Tinti, Mauro

Biographia Cisterciensis – Dictionary of Cistercian Biography online

Mauro TintiOCist

Mauro Tinti OCist

Generalprokurator OCist 23. Dez. 1892 bis 2. Okt. 1900, Titularabt von San Lorenzo in Doliolo, Interims-Generalpräses der italienischen Zisterzienserkongregation, Abt von San Bernardo alle Terme in Rom.

* 27. Jan. 1840 in Sanseverino (Marche)
† 18. Jan. 1912 San Bernardo alle Terme in Rom

Mauro Tinti, Taufname Telesforo, entstammte einer alten adeligen Familie der Republik San Marino. Mit 15 Jahren trat er in die Zisterzienserabtei Santa Croce in Gerusalemme in Rom ein, wo er am 1. Jänner 1857 die Profess ablegte. Er lebte dann in der Zisterzienserabtei San Bernardo alle Terme in Rom. Dort empfing er am 10. August 1862 die Priesterweihe. Er absolvierte sein Studium an der Gregoriana und schloss es 1863 mit dem Lizenziat ab.

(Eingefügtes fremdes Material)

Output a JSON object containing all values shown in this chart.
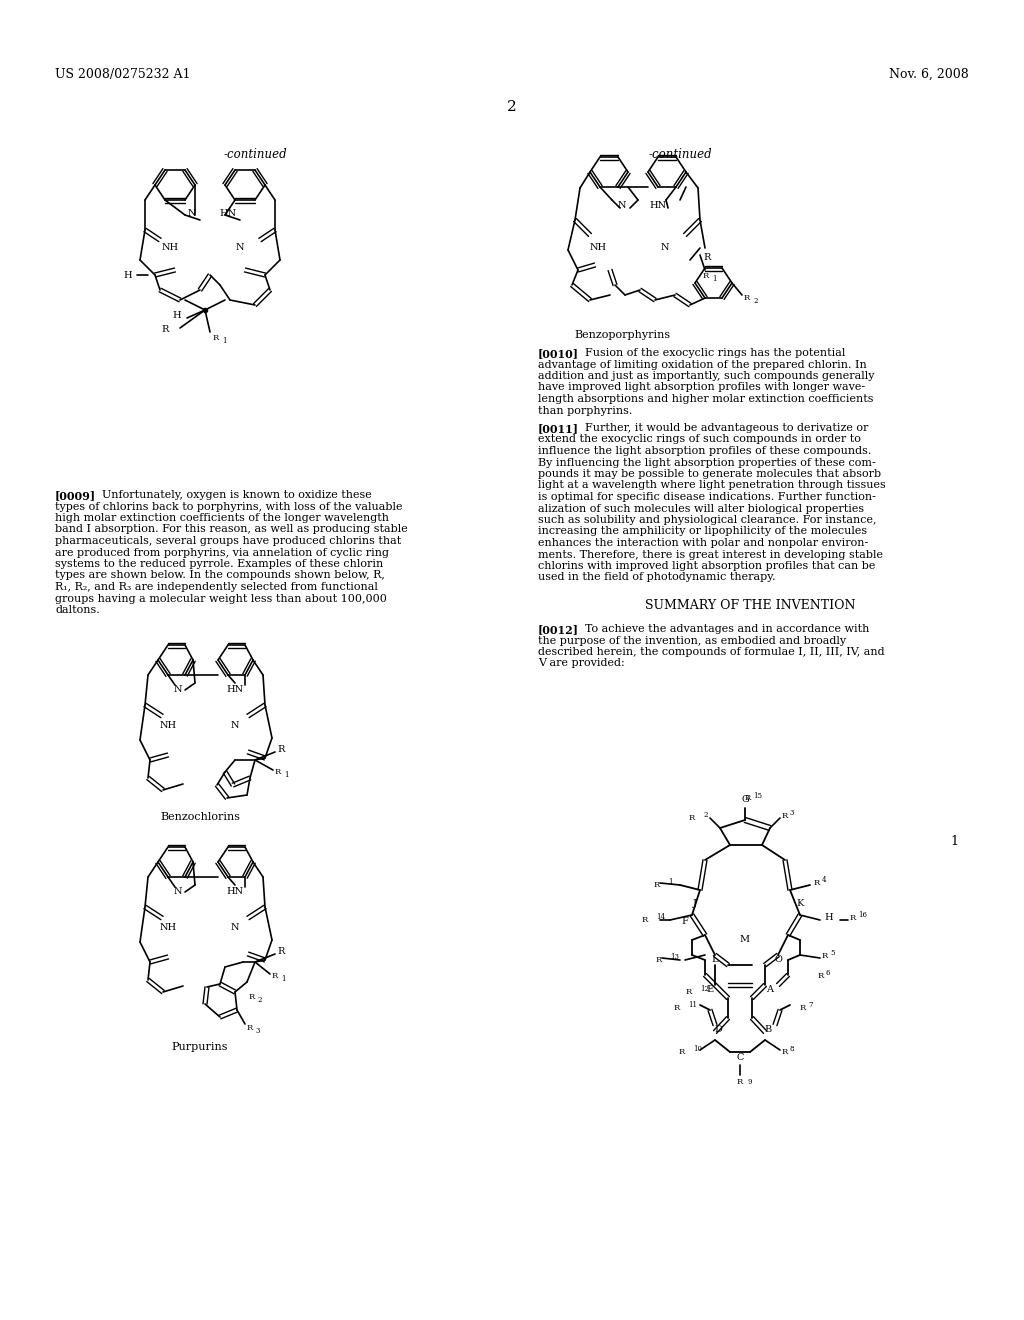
{
  "page_header_left": "US 2008/0275232 A1",
  "page_header_right": "Nov. 6, 2008",
  "page_number": "2",
  "continued_left": "-continued",
  "continued_right": "-continued",
  "label_benzoporphyrins": "Benzoporphyrins",
  "label_benzochlorins": "Benzochlorins",
  "label_purpurins": "Purpurins",
  "para_0009_title": "[0009]",
  "para_0009_text": "Unfortunately, oxygen is known to oxidize these types of chlorins back to porphyrins, with loss of the valuable high molar extinction coefficients of the longer wavelength band I absorption. For this reason, as well as producing stable pharmaceuticals, several groups have produced chlorins that are produced from porphyrins, via annelation of cyclic ring systems to the reduced pyrrole. Examples of these chlorin types are shown below. In the compounds shown below, R, R₁, R₂, and R₃ are independently selected from functional groups having a molecular weight less than about 100,000 daltons.",
  "para_0010_title": "[0010]",
  "para_0010_text": "Fusion of the exocyclic rings has the potential advantage of limiting oxidation of the prepared chlorin. In addition and just as importantly, such compounds generally have improved light absorption profiles with longer wave-length absorptions and higher molar extinction coefficients than porphyrins.",
  "para_0011_title": "[0011]",
  "para_0011_text": "Further, it would be advantageous to derivatize or extend the exocyclic rings of such compounds in order to influence the light absorption profiles of these compounds. By influencing the light absorption properties of these com-pounds it may be possible to generate molecules that absorb light at a wavelength where light penetration through tissues is optimal for specific disease indications. Further function-alization of such molecules will alter biological properties such as solubility and physiological clearance. For instance, increasing the amphilicity or lipophilicity of the molecules enhances the interaction with polar and nonpolar environ-ments. Therefore, there is great interest in developing stable chlorins with improved light absorption profiles that can be used in the field of photodynamic therapy.",
  "summary_title": "SUMMARY OF THE INVENTION",
  "para_0012_title": "[0012]",
  "para_0012_text": "To achieve the advantages and in accordance with the purpose of the invention, as embodied and broadly described herein, the compounds of formulae I, II, III, IV, and V are provided:",
  "figure_label_1": "1",
  "bg_color": "#ffffff",
  "text_color": "#000000",
  "font_size_body": 8.5,
  "font_size_header": 9,
  "font_size_label": 8
}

Als nach der Eroberung Roms durch das Königreich Italien 1873/74 die Klöster aufgehoben wurden, konnte es der Pfarrer von San Bernardo alle Terme, P. Leone Bartolini, erreichen, dass P. Mauro Tinti als Pfarr-Adjutor und später als Vikar im stark verkleinerten Klosterkomplex von San Bernardo alle Terme wohnen bleiben durfte. 1891 wurde Mauro Tinti Generalassistent der italienischen Zisterzienserkongregation und Prior des Klosters San Bernardo. Auch wenn sein Kloster offiziell enteignet war und zivilrechtlich gar nicht mehr existierte, durfte doch eine kleine Gruppe von Zisterziensern als Pfarrseelsorger in San Bernardo wohnen. Kirchenrechtlich bestand das Kloster ohnehin fort.

Nach dem Tod von Generalprokurator Heinrich Smeulders (28. Juni 1892) und der kurzen Amtszeit des Interims-Generalprokurator Bernardo Dell’Uomo (Juli bis Dezember 1892) wurde Mauro Tinti am 23. Dezember 1892 neuer Generalprokurator des Zisterzienserordens der allgemeinen Observanz. In den Monaten unmittelbar davor hatte sich die Trennung der strengeren Observanz (Trappisten) von der allgemeinen Observanz vollzogen. Mauro Tinti führte sein Amt in einer Zeit aus, in der der Generalabt, Leopold Wackarž, fern von Rom, in Hohenfurt residierte. Mit Dekret des Heiligen Stuhles vom 8. Februar 1896 wurde Mauro Tinti zum Titularabt von S. Lorenzo in Doliolo ernannt. Am 27. Jänner 1897 erteilte ihm der Kardinalprotektor des Ordens, Kardinal Antonio Agliardi, die Abtbenediktion. Mauro Tinti blieb bis Oktober 1900 Generalprokurator. Kurze Zeit, von November 1899 bis Mai 1900, übte er auch das Amt eines Generalpräses der italienischen Zisterzienserkongregation aus.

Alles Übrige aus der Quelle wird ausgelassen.